Norris believes that it’s a trend that will persist. “I think the larger issue here is that the pendulum is sort of swinging back where organizations are really tired of having multiple data silos, and multiple sources of critical information,” he hypothesized. “They want to reduce that number; they want to increase their control, and handle this high arrival data – this machine generated content in a very fast and efficient manner.”
Not everyone is in agreement. In a recent conversation with SAS CTO, Keith Collins, he expressed concerns about organizations jumping into Hadoop without a concrete plan for ROI. “I am very fearful that IT left to the ‘everybody has got to have a big Hadoop cluster, I just got to have me some, and I don’t know what I’m going to use it for, but I’m just going to put a bunch of data in there,’ is fraught with the same failures and disappointments that we had before,” said Collins. “If you’re just doing big data without a big analytics approach – a way to get some answers – it’s just a big ‘so what.’”
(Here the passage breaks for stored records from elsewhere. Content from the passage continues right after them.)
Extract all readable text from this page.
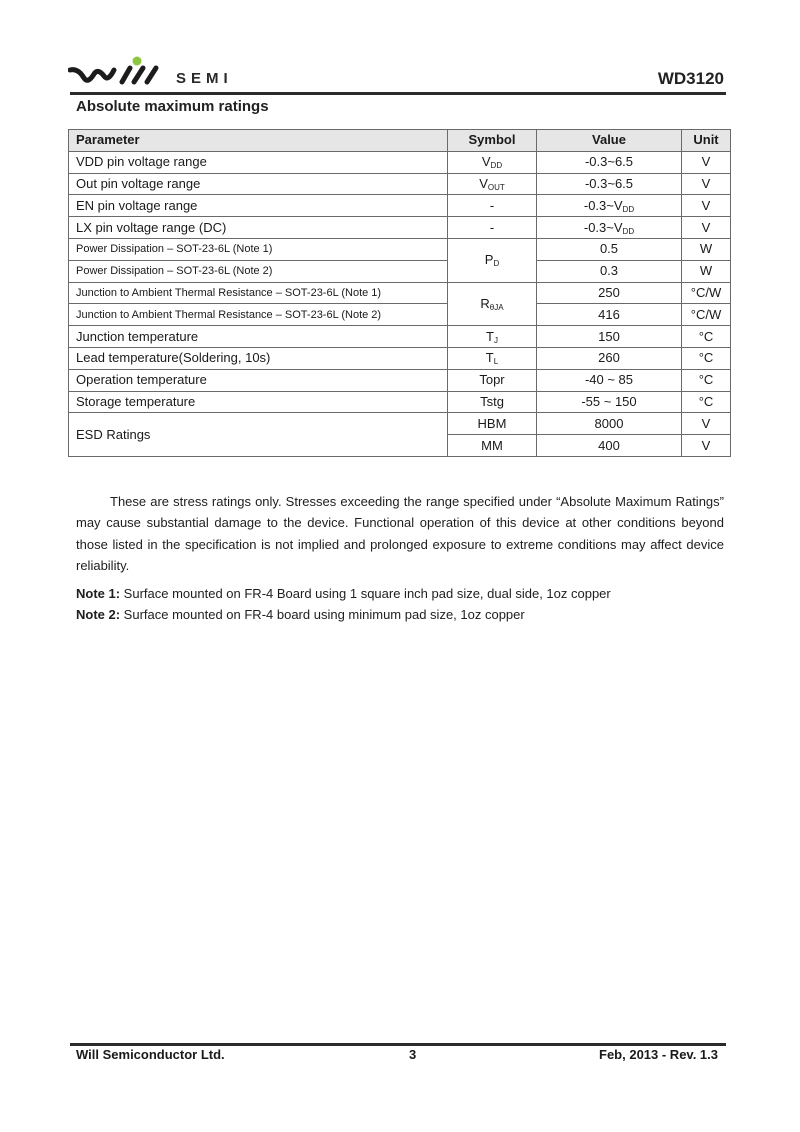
SEMI	WD3120
Absolute maximum ratings
Parameter	Symbol	Value	Unit
VDD pin voltage range	$V_{DD}$	-0.3~6.5	V
Out pin voltage range	$V_{OUT}$	-0.3~6.5	V
EN pin voltage range	-	$-0.3\sim V_{DD}$	V
LX pin voltage range (DC)	-	$-0.3\sim V_{DD}$	V
Power Dissipation – SOT-23-6L (Note 1)	$P_D$	0.5	W
Power Dissipation – SOT-23-6L (Note 2)		0.3	W
Junction to Ambient Thermal Resistance – SOT-23-6L (Note 1)	$R_{\theta JA}$	250	°C/W
Junction to Ambient Thermal Resistance – SOT-23-6L (Note 2)		416	°C/W
Junction temperature	$T_J$	150	°C
Lead temperature(Soldering, 10s)	$T_L$	260	°C
Operation temperature	Topr	-40 ~ 85	°C
Storage temperature	Tstg	-55 ~ 150	°C
ESD Ratings	HBM	8000	V
	MM	400	V

These are stress ratings only. Stresses exceeding the range specified under “Absolute Maximum Ratings” may cause substantial damage to the device. Functional operation of this device at other conditions beyond those listed in the specification is not implied and prolonged exposure to extreme conditions may affect device reliability.

Note 1: Surface mounted on FR-4 Board using 1 square inch pad size, dual side, 1oz copper
Note 2: Surface mounted on FR-4 board using minimum pad size, 1oz copper
Will Semiconductor Ltd.	3	Feb, 2013 - Rev. 1.3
While the distro vendors talk gravity shift, Collins talked about Hadoop as a tool still finding adoption as an ETL processing tool. “If you take, for example, the large database centers, they’re all starting to describe Hadoop as, ‘that’s where you put all the data before you clean it up and put it into the database.’”
The Hadoop vendors clearly disagree. “Yeah, use Hadoop and do your ETL processing, and then load it into the data warehouse,” argued Norris. “But the real economic level is if that Hadoop platform is a long term store itself.”
While none of the Hadoop vendors will openly say that they believe Hadoop will ever completely replace the traditional database, it’s clear that the Hadoop war is starting to cross boundaries into the traditional world, with all of the organization’s data being the ultimate prize.